Optimising sales for the wrong persona

Most decision makers for software purchases are “managers”. The sales arguments are always all about how decision support information will be delivered at the click of a button. Any sales demo has to have an “analytics dashboard” with cooked data that helps managers imagine how beautiful their life will become once the software has been deployed. What is usually less apparent is the amount of data entry effort that this translates for the people on the shop-floor. Naturally, when the software is being deployed the users push back, the training sessions are chaotic and the typical result is that users do the bare minimum that the newly defined process requires of them. Most of those beautiful graphs remain empty or worse, inaccurate.

The lesson we learnt: Bring in the intended users whose data entry will power the software into the decision making process early in the purchasing/sales process. Hear them out and ensure that there is enough meat on the bone for them as well. If the software can automate some of their most painful tasks, you will have buy-in and their enthusiastic preparation could mean that the project may even be completed ahead of schedule.

Putting junior project managers in charge

Managers often think that digital is something fundamentally new and that mid/senior level employees are completely incapable of understanding the benefits. Many customers we talk to like to put younger, high-potential employees in charge of deploying these new technologies in the plant. These managers have a limited understanding of the legacy of the plant and the background of whymany of the processes were put in place, irrespective of whether the processes are perfect or painful. And I speak of a younger self when I say that younger project managers tend to be idealistic instead of pragmatic and are often unaware of the downstream human costs of deploying certain technologies. The most common result of this is best summarised below – the project might be completed, but it won’t deliver the expected benefits.

While younger employees master the technology, it is unreasonable to expect them to determine the full value of- and anticipate the obstacles to- such technology. When some projects eventually do succeed, it is almost never without a lot of rethink and additional reinforcement in change management.
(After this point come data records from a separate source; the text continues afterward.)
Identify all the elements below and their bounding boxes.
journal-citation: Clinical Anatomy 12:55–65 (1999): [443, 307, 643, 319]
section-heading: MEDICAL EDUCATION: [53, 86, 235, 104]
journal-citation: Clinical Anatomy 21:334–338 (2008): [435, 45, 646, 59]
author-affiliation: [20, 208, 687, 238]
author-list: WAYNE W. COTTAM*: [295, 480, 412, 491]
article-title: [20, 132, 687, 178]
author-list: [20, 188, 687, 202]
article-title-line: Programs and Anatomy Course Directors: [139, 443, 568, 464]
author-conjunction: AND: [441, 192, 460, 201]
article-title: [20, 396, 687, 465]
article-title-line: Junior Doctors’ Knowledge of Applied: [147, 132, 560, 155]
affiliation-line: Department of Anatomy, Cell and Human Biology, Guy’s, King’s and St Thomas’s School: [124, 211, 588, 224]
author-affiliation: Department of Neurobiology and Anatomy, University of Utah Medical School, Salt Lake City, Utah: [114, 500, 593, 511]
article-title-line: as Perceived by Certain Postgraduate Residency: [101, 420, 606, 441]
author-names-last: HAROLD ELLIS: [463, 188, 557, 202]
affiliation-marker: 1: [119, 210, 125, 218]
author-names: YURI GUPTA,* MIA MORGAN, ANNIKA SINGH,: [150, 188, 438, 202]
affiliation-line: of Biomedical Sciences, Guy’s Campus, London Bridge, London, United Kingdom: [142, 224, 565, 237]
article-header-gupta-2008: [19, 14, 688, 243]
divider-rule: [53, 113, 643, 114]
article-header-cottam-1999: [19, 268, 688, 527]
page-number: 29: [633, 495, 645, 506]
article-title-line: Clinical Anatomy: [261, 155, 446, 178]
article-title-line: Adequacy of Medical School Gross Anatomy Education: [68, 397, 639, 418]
The lesson we learnt: Appointing more senior profiles as project manager, able to bridge the business needs with the capabilities of the technology is critical. Also, change management involves a lot of stakeholder management and convincing people with very different interests. Further, the big picture perspective that more senior employees have enables them to look beyond pilots and tests. A technology pilot deployed on a small sub-section of a plant and might appear to be successful but if there is no scale-up potential for the technology to benefit a big cross-section of the plant and its employees, eventually the business case for such a technology will be poor. Prior business experience is a more critical success factor than technology savviness.

Data is destiny

This is common knowledge now, but even so, data is the least favourite topic of employees at all levels. No one wants to work on data cleansing and everyone wants to “outsource” the task to suppliers/consultants. The problem with this is data is business and external consultants or interns or junior employees don’t quite understand the business like experienced employees do.

The lesson we learnt: This is often where appointing young high potentials is a great strategy (we are hiring young high potentials by the way). Working on data offers them an accelerated path to understanding the company’s operational priorities and the strategy on the whole – enabling them to prioritise the data that needs to be treated. It also filters out high potentials who have great profiles but are simply unwilling or lack the stamina to roll up their sleeves to get difficult work done.